04-01-3 第2回お茶会 3
「改めてお聞きしますが、魔族の方から見ると私達街の人間はごちそうに見えるのでしょうか?」
ベアトリスが言います。
「確かに私達魔族は人間の魂を主食にしていますが、それは食用種に限ったことで、街の人々を食べたいとは思わないのです。」
この感覚をどう説明すればいいのだろう……私は少し思案します。
「ソフィア様、発言してもよろしいでしょうか?」クラウスさんです。
私が「どうぞ」と答えると彼は言います。
「人間の一人として人間をペットに例えるのはちょっと気が引けるけど、いくらお腹が減っても大切にしているペットを食べたいとは思わないということでしょう。もうひとつ宜しいでしょうか?」
私の許可を得てクラウスさんは続けます。
「元々私は……いえ、僕はソフィア様を襲撃するために並行異世界からこの地に呼ばれた人類解放同盟の勇者の一人でした。でも、ソフィア様のような少女まで嬲りものにする同盟に嫌気がさし、裏切ってお助けしたことで許され、その後エスティーカ姫様の寵愛を頂き、今ここにいます。」
少しの痛みと共にあの時のことが思い出されます。
「僕は、襲撃を受け負傷したソフィア様に言いました。人間は自分達が特別だと思っているから、たとえ食用として育てられている者でも同じ人間が食べられるのが我慢できない、魔族に他の方法が無いなら人間はどうにかして魔族を滅ぼそうとするだろう、とね。」
クラウスさんは一度息をついてから続けました。
「僕の言葉に対してソフィア様が取った行動は何だったと思う? 動物の魂を食べてみることだったとか。それはお腹をこわして失敗だったと聞いているよ。」
何で知ってるの!?私は赤くなって俯きティーカップを見つめます。
「その次は1回目のお茶会だった。人間とは言葉が通じるのだから、率先して話してみよう、とのお考えだ。そして、その場でイリスの件が起きた。その後のことは皆さんも推理してみたよね。」
お茶会参加者の4人はうんうんとうなづいています。
「最近知ったことだけど、こう見えてソフィア様は魔族の中でも飛び抜けて強い魔力をお持ちだ。そう、その気になれば人間の反抗など歯牙にもかけないぐらいにね。」
こう見えてって何それ!?私は頑張って口を閉じていました。
お姉さまが私を見てにこにこしています。
「僕の最初の言葉への反応として、ソフィア様は予想以上だった。この方が将来の魔王になるなら、魔族と人間の関係も少し変わるかもしれないね。」
「姫様!私、より一層魔族になりたくなりました!」ベアトリスは相変わらずですね。
トスカが言います。「私、姫様のこと、もっと知りたいです!これからもお茶会は続きますよね!?」
ラントルートが言います「私も、姫様にもっと人間のことを知って頂きたいです。私の大切な信仰の話もぜひお聞きください。」
心なしか、先程までがちがちに緊張していたファルナもふんわりした目で私を見ているような……?

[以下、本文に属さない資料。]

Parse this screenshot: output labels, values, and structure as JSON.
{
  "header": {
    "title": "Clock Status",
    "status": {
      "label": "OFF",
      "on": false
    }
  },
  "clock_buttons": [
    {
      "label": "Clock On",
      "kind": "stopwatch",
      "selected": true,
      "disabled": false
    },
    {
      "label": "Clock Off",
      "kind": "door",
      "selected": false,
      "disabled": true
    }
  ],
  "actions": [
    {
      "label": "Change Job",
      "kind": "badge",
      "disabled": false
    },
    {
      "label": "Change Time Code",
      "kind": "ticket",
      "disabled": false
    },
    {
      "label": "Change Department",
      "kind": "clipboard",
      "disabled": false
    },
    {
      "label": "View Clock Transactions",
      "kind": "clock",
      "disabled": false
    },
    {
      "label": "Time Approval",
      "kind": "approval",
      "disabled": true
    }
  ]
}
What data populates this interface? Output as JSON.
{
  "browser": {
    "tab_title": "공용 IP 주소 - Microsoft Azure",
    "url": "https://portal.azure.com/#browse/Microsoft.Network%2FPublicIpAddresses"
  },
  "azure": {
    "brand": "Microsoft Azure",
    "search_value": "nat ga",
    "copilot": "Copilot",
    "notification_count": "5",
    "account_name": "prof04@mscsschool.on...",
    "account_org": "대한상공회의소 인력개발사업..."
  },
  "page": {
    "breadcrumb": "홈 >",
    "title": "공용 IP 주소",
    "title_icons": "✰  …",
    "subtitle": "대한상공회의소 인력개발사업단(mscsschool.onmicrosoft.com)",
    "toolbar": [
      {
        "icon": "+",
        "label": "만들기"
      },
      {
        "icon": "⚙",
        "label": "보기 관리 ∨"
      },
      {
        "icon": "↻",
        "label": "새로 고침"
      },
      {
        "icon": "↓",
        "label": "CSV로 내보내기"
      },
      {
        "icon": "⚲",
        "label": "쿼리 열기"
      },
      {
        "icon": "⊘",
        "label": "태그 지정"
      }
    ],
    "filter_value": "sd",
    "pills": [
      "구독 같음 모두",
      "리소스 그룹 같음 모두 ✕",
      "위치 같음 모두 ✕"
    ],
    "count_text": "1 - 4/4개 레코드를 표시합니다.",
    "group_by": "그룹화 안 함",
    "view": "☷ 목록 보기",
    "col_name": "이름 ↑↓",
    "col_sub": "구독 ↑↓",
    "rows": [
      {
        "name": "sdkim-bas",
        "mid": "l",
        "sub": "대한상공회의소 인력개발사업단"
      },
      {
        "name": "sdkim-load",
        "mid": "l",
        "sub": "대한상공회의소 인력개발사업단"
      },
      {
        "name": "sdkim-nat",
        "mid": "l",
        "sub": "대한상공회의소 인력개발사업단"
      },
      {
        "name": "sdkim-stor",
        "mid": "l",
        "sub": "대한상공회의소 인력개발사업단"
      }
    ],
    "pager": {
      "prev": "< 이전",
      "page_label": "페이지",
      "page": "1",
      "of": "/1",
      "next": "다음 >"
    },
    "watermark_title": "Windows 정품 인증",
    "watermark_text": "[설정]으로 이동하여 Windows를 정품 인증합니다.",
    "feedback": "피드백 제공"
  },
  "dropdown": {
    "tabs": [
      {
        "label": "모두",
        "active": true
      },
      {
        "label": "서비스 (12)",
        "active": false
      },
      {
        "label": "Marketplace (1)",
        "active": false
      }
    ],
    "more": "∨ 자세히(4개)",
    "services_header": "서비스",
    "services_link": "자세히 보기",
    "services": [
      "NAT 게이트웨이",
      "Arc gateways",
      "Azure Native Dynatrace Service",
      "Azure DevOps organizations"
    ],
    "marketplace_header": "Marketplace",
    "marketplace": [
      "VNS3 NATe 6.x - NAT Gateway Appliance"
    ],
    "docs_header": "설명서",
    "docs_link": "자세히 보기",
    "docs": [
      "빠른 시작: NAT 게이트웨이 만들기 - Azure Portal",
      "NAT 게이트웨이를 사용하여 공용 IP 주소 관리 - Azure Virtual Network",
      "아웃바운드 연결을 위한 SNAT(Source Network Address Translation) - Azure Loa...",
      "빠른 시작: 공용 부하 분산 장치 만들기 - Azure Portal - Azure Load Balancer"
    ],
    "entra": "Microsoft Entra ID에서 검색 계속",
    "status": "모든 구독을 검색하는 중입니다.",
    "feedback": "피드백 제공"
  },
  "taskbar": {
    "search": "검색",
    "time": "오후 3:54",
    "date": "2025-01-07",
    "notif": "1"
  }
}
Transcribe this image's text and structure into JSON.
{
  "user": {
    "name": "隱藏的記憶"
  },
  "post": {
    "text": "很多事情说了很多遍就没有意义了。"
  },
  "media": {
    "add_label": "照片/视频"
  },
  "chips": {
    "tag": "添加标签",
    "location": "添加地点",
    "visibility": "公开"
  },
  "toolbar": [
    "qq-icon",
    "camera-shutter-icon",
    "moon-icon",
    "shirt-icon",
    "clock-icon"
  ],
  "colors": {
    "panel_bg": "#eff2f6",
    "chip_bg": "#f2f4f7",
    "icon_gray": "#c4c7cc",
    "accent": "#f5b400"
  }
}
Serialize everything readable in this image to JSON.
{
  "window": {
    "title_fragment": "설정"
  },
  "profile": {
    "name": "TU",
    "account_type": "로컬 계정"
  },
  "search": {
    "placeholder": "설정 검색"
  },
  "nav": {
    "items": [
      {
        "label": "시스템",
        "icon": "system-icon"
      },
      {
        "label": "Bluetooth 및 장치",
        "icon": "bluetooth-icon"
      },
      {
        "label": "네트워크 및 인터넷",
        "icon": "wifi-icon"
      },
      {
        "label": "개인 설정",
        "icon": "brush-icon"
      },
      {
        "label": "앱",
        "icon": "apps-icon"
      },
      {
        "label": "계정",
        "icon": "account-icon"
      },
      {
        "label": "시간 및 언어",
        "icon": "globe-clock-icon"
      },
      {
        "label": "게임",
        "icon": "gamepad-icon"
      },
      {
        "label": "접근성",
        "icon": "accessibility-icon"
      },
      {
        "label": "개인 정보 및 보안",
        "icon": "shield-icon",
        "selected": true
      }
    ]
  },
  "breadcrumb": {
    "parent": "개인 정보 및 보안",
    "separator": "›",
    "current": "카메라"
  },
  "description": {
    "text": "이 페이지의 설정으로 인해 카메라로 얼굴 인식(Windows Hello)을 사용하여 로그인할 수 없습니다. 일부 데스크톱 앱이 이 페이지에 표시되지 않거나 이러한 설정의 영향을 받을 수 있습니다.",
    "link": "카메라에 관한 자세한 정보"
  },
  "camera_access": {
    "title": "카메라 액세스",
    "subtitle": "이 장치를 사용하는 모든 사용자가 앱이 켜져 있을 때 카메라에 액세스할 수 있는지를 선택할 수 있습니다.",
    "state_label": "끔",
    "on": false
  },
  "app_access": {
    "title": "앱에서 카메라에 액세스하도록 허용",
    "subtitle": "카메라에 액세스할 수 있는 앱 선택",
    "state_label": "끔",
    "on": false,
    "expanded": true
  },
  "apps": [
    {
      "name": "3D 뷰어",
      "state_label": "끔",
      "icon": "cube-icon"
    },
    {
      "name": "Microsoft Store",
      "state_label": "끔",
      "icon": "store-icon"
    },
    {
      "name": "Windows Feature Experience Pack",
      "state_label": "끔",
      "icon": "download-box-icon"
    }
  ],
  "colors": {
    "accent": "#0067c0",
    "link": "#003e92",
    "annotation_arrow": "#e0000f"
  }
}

「姫様のお身を飾る宝飾を私が選べるのは本当に嬉しいことです。私の真心を込めてお選び致します。」
第2回お茶会はいい雰囲気で終わりました。
クラウスさんに感謝ですね。
しかし、お母様のところに行っていたアネットとシャーリーが、
「メルデオラの宿にいた密偵のルーテシアが、かの国の諜報組織に捕まったらしい。」
という凶報を持ち帰り、わたしの浮ついた気分は吹き飛んでしまいました。